In the cafeteria, I sit between Catherine and Diane. I like to go around with them, because we look good together, if I may say so. And if someone wanted to take a photograph of us, I would sit in between them and put my arms around both their necks, to show that we are friends. We eat the meals that Miss Françoise makes for us, that she cooks very well. Her hands are always dirtied from something — the garden, the rake, the beets. They chose Miss Françoise for the meals because of her maternal instinct. She had a daughter once, but she had to give her up for adoption. It seems that that happened a lot, back then.
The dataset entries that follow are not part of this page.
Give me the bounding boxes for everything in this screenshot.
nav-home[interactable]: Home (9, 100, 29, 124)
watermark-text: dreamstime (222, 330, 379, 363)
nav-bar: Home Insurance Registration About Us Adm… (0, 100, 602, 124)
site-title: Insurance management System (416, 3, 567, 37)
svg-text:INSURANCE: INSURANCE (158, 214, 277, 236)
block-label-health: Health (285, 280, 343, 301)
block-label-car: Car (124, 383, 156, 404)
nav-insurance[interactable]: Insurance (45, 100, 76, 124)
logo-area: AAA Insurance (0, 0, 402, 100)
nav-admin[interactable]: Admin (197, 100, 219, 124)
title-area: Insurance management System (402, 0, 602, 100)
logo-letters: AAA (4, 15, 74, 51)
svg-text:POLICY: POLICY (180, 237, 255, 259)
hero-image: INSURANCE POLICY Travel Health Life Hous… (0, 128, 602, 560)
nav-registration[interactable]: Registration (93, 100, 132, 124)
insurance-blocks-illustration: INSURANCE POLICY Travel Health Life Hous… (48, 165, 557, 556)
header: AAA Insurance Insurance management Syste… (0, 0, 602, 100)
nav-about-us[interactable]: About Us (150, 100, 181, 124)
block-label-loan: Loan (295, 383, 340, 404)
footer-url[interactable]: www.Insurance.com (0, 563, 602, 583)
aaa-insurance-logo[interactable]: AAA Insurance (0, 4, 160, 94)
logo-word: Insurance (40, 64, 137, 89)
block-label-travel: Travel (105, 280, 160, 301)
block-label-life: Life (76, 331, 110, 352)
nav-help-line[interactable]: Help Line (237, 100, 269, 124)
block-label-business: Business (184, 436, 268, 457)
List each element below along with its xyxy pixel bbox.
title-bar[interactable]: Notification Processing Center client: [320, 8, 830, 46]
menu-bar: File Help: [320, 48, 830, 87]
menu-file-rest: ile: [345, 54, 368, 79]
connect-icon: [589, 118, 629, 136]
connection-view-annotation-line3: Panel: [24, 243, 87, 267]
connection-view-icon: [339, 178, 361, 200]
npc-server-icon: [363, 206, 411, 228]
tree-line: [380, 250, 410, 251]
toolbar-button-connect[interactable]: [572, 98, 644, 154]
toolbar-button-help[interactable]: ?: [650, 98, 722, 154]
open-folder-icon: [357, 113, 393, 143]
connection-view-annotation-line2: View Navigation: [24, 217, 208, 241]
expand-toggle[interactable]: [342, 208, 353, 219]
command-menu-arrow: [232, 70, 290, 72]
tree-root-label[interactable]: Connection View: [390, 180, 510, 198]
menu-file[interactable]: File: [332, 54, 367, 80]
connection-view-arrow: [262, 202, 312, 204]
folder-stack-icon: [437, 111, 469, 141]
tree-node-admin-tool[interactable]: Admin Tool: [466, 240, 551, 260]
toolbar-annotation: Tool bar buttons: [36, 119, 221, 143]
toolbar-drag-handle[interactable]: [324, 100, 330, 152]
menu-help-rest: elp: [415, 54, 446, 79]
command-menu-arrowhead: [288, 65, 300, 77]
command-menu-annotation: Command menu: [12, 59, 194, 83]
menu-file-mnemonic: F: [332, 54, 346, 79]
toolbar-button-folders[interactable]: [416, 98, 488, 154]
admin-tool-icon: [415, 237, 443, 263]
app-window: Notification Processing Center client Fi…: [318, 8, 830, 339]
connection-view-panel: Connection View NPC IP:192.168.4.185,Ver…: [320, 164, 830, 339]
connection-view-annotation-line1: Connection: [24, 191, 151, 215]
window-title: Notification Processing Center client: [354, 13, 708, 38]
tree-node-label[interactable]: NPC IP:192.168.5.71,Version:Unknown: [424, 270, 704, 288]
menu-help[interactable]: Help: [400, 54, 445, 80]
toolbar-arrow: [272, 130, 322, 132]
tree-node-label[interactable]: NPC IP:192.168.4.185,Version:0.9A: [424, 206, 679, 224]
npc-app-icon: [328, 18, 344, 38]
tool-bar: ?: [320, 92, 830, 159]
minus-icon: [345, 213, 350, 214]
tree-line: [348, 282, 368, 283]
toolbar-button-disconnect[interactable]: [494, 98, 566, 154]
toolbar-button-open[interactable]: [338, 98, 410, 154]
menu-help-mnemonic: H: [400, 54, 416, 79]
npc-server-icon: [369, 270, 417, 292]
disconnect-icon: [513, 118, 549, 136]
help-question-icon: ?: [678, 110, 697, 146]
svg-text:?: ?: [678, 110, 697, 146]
It’s been twenty years now, she says. Her daughter is older than we are. It must be wonderful to be an only child. It is good of her to feed us, when underneath, she must be thinking about all the times she couldn’t feed her daughter. I am happy that Catherine became my friend because Diane’s silence was starting to bother me, if I may say so. She has always shut herself up in silence. But after a while, you need people around you who talk, otherwise all you hear is the wind whistling between the old bricks. Benoîte, my sister, is with the older girls. When we’re at the school, it’s as if we had nothing to do with one another. It’s only in summer that we meet again at our parents’ house. And then I make the most of Benoîte’s company because I know it won’t last long. I never know what my sister thinks of me. The first snow fell yesterday, and it got mixed up with the dead leaves that smell of leaf-mould and rain.